Am I talking non-sense? Does this already exist? Could someone do it for me?
Kevin Buzzard (Apr 07 2020 at 16:00):
When bundling algebraic structures I have run into this and I've had some pushback from the CS people because x.lem1
is the same as x.to_foo.lem1
and you are not supposed to duplicate code.
Kevin Buzzard (Apr 07 2020 at 16:01):
If I had it my way we'd have group_hom.map_mul
and so on.
Patrick Massot (Apr 07 2020 at 16:01):
Code is not really duplicated if you don't write it.
Kevin Buzzard (Apr 07 2020 at 16:02):
All the simp
tags need transporting over as well.
Mario Carneiro (Apr 07 2020 at 21:39):
I think this exact use case already works without any port_lemma
command. That is, if you write x.lem1
and x : bar
and bar extends foo
then the parser will insert a to_foo
in there so what the elaborator sees is foo.lem1 (bar.to_foo x)
Patrick Massot (Apr 08 2020 at 12:34):
@Mario Carneiro either you were dreaming or I didn't explain properly:
structure foo := (n : ℕ) (n_eq : n = 1) lemma foo.lem1 (x : foo) : x.n ≠ 0 := by rw x.n_eq ; norm_num structure bar extends foo := (m : ℕ) example (x : bar) : x.n ≠ 0 := x.to_foo.lem1 example (x : bar) : x.n ≠ 0 := x.lem1 /- invalid field notation, 'lem1' is not a valid "field" because environment does not contain 'bar.lem1' x which has type bar -/
Mario Carneiro (Apr 08 2020 at 12:35):
I think the magic might be limited to structure members
Patrick Massot (Apr 08 2020 at 12:35):
This is the most painful flaw of the Lean 3 elaborator outside type class inference.

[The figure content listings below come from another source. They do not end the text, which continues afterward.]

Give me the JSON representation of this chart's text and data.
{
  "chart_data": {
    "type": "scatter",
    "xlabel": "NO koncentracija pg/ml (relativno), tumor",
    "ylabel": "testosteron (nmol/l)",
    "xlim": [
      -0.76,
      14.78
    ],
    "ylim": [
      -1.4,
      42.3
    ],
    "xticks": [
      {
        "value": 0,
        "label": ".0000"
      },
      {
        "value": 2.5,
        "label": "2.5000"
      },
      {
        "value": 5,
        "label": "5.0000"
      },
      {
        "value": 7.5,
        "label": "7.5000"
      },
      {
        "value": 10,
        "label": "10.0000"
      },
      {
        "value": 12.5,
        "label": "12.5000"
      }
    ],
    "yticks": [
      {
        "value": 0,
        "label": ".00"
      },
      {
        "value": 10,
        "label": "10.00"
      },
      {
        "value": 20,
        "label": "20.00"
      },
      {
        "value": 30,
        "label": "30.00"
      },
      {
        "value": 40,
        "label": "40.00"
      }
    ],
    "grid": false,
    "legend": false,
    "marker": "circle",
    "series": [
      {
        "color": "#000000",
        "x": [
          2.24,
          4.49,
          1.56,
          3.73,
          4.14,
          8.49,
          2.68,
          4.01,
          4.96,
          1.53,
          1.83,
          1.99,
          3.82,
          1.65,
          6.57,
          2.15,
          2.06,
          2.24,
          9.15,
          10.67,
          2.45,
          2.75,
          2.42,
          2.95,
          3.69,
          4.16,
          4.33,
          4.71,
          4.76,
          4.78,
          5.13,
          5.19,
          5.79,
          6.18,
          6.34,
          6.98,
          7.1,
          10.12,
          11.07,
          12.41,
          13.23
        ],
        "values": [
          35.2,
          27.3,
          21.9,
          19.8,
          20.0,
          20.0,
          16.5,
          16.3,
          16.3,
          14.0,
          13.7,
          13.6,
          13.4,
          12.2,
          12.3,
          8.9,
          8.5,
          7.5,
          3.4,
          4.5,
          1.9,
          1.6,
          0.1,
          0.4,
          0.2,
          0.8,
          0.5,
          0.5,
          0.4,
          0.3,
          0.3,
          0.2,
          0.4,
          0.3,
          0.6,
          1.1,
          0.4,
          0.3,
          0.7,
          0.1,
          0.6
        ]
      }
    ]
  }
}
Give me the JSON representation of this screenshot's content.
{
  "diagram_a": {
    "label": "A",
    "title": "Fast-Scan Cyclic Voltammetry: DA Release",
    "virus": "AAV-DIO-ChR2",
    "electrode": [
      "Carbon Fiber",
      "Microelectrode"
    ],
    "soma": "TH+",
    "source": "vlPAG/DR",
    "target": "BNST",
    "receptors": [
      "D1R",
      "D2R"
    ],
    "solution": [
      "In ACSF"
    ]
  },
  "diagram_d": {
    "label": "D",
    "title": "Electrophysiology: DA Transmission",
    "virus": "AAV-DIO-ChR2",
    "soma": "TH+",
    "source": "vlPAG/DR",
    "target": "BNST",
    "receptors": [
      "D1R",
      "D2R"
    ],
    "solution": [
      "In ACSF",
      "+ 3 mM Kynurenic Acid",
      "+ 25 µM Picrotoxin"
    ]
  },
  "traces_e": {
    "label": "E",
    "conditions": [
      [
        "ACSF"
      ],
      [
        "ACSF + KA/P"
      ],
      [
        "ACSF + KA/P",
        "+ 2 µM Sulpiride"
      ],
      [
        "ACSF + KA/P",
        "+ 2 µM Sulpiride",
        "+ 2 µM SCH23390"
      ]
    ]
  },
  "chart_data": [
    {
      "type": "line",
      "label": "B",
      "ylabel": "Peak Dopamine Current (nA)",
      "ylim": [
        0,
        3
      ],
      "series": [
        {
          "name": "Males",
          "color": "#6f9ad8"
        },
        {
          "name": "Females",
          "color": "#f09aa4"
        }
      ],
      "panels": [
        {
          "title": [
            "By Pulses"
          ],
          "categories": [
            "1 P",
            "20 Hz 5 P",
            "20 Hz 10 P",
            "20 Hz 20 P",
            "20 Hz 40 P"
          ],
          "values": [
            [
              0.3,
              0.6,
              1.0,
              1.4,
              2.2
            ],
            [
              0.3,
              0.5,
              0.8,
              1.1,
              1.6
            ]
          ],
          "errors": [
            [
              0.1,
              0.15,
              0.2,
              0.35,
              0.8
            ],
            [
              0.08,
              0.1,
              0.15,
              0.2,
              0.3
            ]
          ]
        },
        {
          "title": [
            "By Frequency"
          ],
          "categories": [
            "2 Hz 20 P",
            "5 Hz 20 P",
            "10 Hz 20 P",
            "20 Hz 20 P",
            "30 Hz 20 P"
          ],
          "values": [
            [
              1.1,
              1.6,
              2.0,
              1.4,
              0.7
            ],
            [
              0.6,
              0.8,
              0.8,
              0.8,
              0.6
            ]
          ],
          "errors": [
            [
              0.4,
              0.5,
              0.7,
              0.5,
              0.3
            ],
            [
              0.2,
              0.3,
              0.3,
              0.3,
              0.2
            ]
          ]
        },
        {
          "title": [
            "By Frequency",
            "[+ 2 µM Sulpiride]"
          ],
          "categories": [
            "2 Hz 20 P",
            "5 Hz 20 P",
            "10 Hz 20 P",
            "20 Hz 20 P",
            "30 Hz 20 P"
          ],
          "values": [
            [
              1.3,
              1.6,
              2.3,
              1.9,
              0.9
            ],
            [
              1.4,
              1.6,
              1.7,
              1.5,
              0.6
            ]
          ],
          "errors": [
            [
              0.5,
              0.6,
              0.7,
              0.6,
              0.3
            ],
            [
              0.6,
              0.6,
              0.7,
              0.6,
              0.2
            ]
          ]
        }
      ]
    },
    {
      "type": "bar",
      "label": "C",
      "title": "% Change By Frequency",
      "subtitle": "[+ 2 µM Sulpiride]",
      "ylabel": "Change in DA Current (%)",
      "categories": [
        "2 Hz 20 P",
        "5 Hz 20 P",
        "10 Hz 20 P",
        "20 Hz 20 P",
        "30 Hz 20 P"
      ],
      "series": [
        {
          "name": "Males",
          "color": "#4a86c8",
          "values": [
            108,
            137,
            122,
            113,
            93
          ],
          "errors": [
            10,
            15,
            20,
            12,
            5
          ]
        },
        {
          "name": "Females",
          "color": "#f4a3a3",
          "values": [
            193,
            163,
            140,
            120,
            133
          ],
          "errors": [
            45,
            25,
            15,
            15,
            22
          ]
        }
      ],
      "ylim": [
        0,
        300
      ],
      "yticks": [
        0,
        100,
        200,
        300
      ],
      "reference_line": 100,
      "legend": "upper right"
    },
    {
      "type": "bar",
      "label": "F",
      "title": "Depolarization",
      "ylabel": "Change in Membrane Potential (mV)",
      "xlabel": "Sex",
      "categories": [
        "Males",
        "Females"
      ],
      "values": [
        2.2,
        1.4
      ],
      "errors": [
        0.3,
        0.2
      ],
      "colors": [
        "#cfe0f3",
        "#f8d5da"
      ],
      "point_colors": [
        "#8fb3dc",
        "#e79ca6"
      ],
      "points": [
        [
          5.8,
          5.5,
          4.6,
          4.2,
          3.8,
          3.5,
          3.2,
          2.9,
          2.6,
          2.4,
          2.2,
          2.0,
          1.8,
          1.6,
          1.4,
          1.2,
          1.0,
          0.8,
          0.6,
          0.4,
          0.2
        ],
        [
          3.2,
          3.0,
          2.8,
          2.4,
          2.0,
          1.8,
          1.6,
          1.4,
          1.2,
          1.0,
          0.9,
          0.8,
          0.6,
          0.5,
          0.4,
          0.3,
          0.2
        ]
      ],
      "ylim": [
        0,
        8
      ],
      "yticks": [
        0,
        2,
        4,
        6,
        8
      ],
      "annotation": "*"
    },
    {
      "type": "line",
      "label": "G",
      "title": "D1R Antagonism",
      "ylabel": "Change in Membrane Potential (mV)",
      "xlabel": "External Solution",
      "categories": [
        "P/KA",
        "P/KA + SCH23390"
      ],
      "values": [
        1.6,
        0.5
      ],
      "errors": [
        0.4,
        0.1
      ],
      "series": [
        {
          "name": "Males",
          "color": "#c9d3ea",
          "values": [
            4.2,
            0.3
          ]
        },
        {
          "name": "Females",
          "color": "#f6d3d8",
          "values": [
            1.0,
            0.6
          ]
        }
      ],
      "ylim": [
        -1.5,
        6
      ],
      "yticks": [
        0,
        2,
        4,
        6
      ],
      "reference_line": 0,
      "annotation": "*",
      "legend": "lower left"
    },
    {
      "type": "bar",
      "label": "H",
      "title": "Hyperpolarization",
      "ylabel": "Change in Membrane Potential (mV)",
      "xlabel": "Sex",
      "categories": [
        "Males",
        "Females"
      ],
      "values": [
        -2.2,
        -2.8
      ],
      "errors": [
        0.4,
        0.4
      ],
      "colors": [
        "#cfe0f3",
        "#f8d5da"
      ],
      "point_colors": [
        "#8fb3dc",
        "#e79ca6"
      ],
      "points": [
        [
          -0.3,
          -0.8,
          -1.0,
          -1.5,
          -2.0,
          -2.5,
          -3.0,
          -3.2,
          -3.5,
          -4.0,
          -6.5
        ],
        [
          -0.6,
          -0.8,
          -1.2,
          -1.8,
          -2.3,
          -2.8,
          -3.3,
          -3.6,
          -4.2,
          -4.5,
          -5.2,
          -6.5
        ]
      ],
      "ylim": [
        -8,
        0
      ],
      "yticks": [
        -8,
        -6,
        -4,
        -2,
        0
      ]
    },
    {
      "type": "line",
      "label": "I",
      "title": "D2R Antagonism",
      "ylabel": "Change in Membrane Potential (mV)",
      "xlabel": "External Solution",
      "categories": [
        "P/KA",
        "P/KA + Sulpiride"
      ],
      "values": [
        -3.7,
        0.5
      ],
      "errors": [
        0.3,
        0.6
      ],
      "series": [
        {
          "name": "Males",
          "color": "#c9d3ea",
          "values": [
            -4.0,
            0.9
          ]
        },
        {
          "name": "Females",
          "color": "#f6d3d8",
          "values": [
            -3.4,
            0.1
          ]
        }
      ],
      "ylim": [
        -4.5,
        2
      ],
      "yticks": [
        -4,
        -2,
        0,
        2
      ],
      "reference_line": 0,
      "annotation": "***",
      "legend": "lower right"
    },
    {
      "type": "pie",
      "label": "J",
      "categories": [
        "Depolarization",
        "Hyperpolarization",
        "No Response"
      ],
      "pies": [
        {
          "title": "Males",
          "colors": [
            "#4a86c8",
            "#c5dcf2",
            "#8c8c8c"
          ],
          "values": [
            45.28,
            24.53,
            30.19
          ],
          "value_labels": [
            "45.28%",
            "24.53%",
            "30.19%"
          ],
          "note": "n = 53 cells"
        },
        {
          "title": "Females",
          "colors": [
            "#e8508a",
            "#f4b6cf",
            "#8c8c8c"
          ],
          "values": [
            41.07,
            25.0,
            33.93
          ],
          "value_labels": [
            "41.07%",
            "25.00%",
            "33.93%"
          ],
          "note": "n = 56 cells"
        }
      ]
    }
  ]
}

Patrick Massot (Apr 08 2020 at 12:35):
Without this issue the manifold files in mathlib would be infinitely easier to read and write.
Mario Carneiro (Apr 08 2020 at 12:35):
which is doubly annoying because there is nothing else that makes structure fields distinguishable from other theorems
Mario Carneiro (Apr 08 2020 at 12:36):
example (x : bar) : x.n = 1 := x.to_foo.n_eq example (x : bar) : x.n = 1 := x.n_eq
Patrick Massot (Apr 08 2020 at 12:37):
Yes, I knew this works. But it's very far from being sufficient.
Patrick Massot (Apr 08 2020 at 12:38):
Hence my question: should we meta-program away this problem?
Patrick Massot (Apr 08 2020 at 12:38):
Or even better: could someone fix the elaborator in Lean 3.8?
Scott Morrison (Apr 12 2020 at 05:26):
Ugh, I just ran into this again too.
Sebastian Ullrich (Apr 26 2020 at 18:59):
There is at least one issue in that while names of structure fields are unique in a class hierarchy, declaration names in associated namespaces don't need to be, of course. I suppose the sane thing to do would be to raise an error on an ambiguous access, i.e. if the namespaces of two unrelated super structures both define the same name.
Patrick Massot (Apr 26 2020 at 19:46):
Of course there will be ambiguous access, but raising an error sounds fine since we can always give full access information.